LAZULI – Nos Ames Saoules
~ 2016 (Independent) – Stil: Avantgarde Rock ~
Wer zudem mit solch einem Gitarristen wie Gédéric Byar und dem Meister an seiner Leóde, Claude Leonetti, gesegnet ist, der sollte die Musik vibrieren, hüpfen, springen oder tanzen lassen und sich nicht einfach stur geradeaus wie andere Bands fortbewegen. Was nutzt schon die größte musikalische Brillanz, die unvergleichliche Eigenständigkeit, ohne funkelnde und strahlende Kompositionen?
Allein ‘Le temps est à la rage’ scheint anfangs die Spannung gemächlich steigern zu wollen, wenn Sänger Dominique Leonetti nur mit Klavierbegleitung seinen großartigen Gesang hier leicht chansonesk darbietet. Die Magie ist jedoch sofort spürbar. Und sobald die komplette Band in das Geschehen eingreift und die Leóde jubiliert, stehen die Himmelstore offen. Episch! Das treibend rockige ‘Le lierre’ lässt den Hörer eintreten, Dominique Leonetti singt sich die Seele aus dem Leib, während das Lied selber per Steigerung und Steigerung nach den Sternen greift. Ein Instant-Klassiker! ‘Vita est Circus’ klingt gleichzeitig beschwingt und melancholisch, während ‘Chaussures à nos Pieds’ morbid die Titelmelodie der Serie ‘Six Feet Under’ bearbeitet. Vielleicht klänge so ein Peter Gabriel im Jam-Verbund mit französischen Undergroundlern. Auch ‘Le mar du passé’ wandelt in versteckten Soundgebilden umher, bis das bedrohlich atmosphärische ‘Les sutures’ sowie das geisterhafte ‘Nos ames saoules’ die Duftmarken zum Abschluss setzen.

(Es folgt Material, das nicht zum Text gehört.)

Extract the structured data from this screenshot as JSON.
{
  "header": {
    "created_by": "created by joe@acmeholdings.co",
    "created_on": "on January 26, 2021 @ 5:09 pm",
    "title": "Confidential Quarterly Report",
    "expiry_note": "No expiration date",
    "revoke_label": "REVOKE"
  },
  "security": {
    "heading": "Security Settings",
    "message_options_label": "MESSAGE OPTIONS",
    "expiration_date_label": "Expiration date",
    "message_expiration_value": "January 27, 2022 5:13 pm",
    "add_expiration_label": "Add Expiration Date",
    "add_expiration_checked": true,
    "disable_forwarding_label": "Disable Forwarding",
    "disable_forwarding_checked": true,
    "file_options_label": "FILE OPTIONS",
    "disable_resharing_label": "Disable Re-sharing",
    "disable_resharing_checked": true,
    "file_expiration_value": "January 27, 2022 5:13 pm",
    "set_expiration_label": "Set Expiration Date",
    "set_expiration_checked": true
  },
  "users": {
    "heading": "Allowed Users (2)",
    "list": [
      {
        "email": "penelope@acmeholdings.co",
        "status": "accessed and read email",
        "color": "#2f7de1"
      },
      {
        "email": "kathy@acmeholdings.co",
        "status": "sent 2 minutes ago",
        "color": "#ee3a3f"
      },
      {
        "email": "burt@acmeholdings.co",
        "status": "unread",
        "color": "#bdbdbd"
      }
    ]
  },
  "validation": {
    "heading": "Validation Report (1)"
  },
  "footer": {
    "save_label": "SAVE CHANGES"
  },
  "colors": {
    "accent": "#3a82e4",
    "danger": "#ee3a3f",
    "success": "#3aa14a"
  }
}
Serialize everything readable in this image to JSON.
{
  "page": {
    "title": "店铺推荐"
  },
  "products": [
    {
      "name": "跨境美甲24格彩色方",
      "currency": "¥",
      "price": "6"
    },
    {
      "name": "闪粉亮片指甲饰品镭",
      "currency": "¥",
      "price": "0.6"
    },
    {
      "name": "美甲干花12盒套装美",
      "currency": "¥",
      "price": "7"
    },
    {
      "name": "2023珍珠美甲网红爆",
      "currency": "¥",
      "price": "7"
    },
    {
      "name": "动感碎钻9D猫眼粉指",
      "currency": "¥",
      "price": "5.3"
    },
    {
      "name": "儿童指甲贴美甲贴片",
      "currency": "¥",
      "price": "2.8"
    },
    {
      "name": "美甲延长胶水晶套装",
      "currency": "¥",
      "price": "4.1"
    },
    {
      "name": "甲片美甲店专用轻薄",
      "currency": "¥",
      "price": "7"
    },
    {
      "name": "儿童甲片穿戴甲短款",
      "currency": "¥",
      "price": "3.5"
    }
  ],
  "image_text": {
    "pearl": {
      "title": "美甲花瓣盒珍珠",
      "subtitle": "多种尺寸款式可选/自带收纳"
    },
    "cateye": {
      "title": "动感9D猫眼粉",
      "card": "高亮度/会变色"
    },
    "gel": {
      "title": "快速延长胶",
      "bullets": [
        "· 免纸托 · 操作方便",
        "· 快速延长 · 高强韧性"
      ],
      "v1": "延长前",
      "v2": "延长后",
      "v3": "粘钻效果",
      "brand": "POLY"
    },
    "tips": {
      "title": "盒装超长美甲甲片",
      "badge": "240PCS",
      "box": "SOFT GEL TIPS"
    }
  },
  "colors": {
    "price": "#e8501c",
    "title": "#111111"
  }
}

Vielleicht kann in jeder Dekade immer nur ein Klassiker herausgebracht werden, vielleicht lag erst diesmal wieder echte Magie zum Einatmen in der Luft Frankreichs. So ist jedenfalls die Leóde endlich wieder vollständig erwacht, und jubiliert und jault besser als jede Fender Signature-Gitarre. Mir deucht, LAZULI haben abermals Großes erschaffen.